Nun, sieben Jahre später, könnte der sich wiederholen, denn unter dem Titel „mittendrin“ hat Christiane Heuwinkel, Leiterin des Kunstforms, erneut Künstlerinnen und Künstler aus OWL eingeladen, das Haus komplett zu bespielen, und das für gleich zwei Wochen – bei freiem Eintritt. „Ich wollte mit dieser Sommerausstellung bewusst ein Zeichen setzen, dass dieses klassische Museum der zeitgenössischen Kunst aus unserer Region offen gegenübersteht.“
Und so sind ab Samstag, 26. August, bis zum 10. September nun mehr als 300 Werke von 115 Künstlerinnen und Künstlern in den wunderbaren Kabinetten des Forums zu entdecken. Organisiert wurde die Schau von der Initiative „Stattgalerie“, in der sich die Kunstverbände Offene Ateliers Bielefeld, der Berufsverband Bildende Künstler OWL (BBK-OWL), das Künstlerinnenforum Bielefeld-OWL und der Kunstimpresario Uli Horaczek als Vertreter verbandsfreier Künstler zusammengeschlossen haben. Ihnen oblag auch die Auswahl der Akteure und ihrer Werke.
Geschaffen hat die Initiative unter kuratorischer Beratung von Christiane Heuwinkel eine Ausstellung, die in ihrer Opulenz, Vielschichtigkeit und der sie ausstrahlenden künstlerischen Vitalität dazu einlädt, regelrecht in der Kunst aus der Region zu schwelgen.
Auffällig ist: Die Kunst aus OWL steht mittendrin im Leben, nicht abseits, und ist stark gegenwartsbezogen. Die großen Themen unserer Zeit, Klimakrise, Umweltzerstörung, Nachhaltigkeit, Vereinzelung, Unbehaustheit des modernen Menschen, Geschlechteridentitäten finden sich in Malerei, Skulptur, Installationen, Fotografien, Collagen und Film wieder. Es ist eine Freude, sich den verschiedenen Räumen, die den jeweiligen Verbänden zugeordnet wurden, zu nähern und sich in ihnen zu verlieren. Überschrieben sind die Kabinette mit Oberthemen wie zum Beispiel „Mensch im Zentrum“ oder „Kosmos, Welt, Stadt, Land, Natur“. Das Künstlerinnenforum hat zudem einen Raum nur mit Arbeiten im Format 40 mal 40 Zentimeter gestaltet.
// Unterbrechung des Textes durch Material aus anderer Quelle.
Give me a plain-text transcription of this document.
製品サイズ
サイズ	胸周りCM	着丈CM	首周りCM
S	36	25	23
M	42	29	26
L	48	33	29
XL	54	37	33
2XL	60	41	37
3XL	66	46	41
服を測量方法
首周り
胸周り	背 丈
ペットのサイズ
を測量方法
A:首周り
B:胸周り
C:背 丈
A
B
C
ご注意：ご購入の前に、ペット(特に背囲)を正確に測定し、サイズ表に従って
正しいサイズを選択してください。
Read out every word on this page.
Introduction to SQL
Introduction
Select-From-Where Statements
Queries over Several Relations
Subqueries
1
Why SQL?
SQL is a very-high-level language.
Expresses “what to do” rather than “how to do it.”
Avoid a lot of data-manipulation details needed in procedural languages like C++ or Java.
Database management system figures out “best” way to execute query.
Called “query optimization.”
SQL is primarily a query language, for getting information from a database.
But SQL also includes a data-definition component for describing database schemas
Eine Beschränkung, die dennoch zu vielfältigen Werken führt. In einem anderen Raum zeigt deren Untergruppe „Pentimenti“ Bilder, die ihre Mitglieder einst liegen ließen und nun übermalt haben.
Das Stenner-Forum hat drei Kabinette mit 40 Schwarz-Weiß-Fotografien von Vincent Böckstiegel beigesteuert, der bisher künstlerisch immer im Schatten seines berühmten Vaters, des westfälischen Expressionisten Peter August Böckstiegel, stand. Eine starke Wiederentdeckung, die wir separat mit einer Sonderseite würdigen.
Böckstiegels Foto mit von hinten aufgenommenen Diakonissen, deren weiße Hauben sie uniform erscheinen lassen, wird in der Schau mit Arbeiten von Künstlern und Künstlerinnen des BBK kontrastiert, die sich mit dem Bild der Frau heute auf vielschichtige Weise auseinandersetzen. Eine beeindruckende künstlerische Verknüpfung. Beeindruckend auch die Arbeit von Sigrid Engel, die mit Hilfe einer Kettensäge in geschwärzte Sperrholzplatten „Borkenkäferspuren“ gefräst hat. Verstörend schön anzusehen, aber eben letztendlich tödlich für den Wald. Überzeugend, sehr anregend und garantiert nicht lebensgefährdend ist hingegen diese üppige Schau.
Vielleicht ein weiterer Schritt auf dem Weg zu einer eigenen Galerie für die Kunst aus Bielefeld und OWL, auf die die Initiative „Stattgalerie“ ja schon lange hofft. „Wir bleiben dran“, betont Uli Horaczek, der sich erst einmal zusammen mit seinen Mitstreitern darüber freut, dass die Kunst aus OWL einmal mehr ihren Platz in einem renommierten Museum der Region gefunden hat. Und demnächst gar in der Kunsthalle Bielefeld?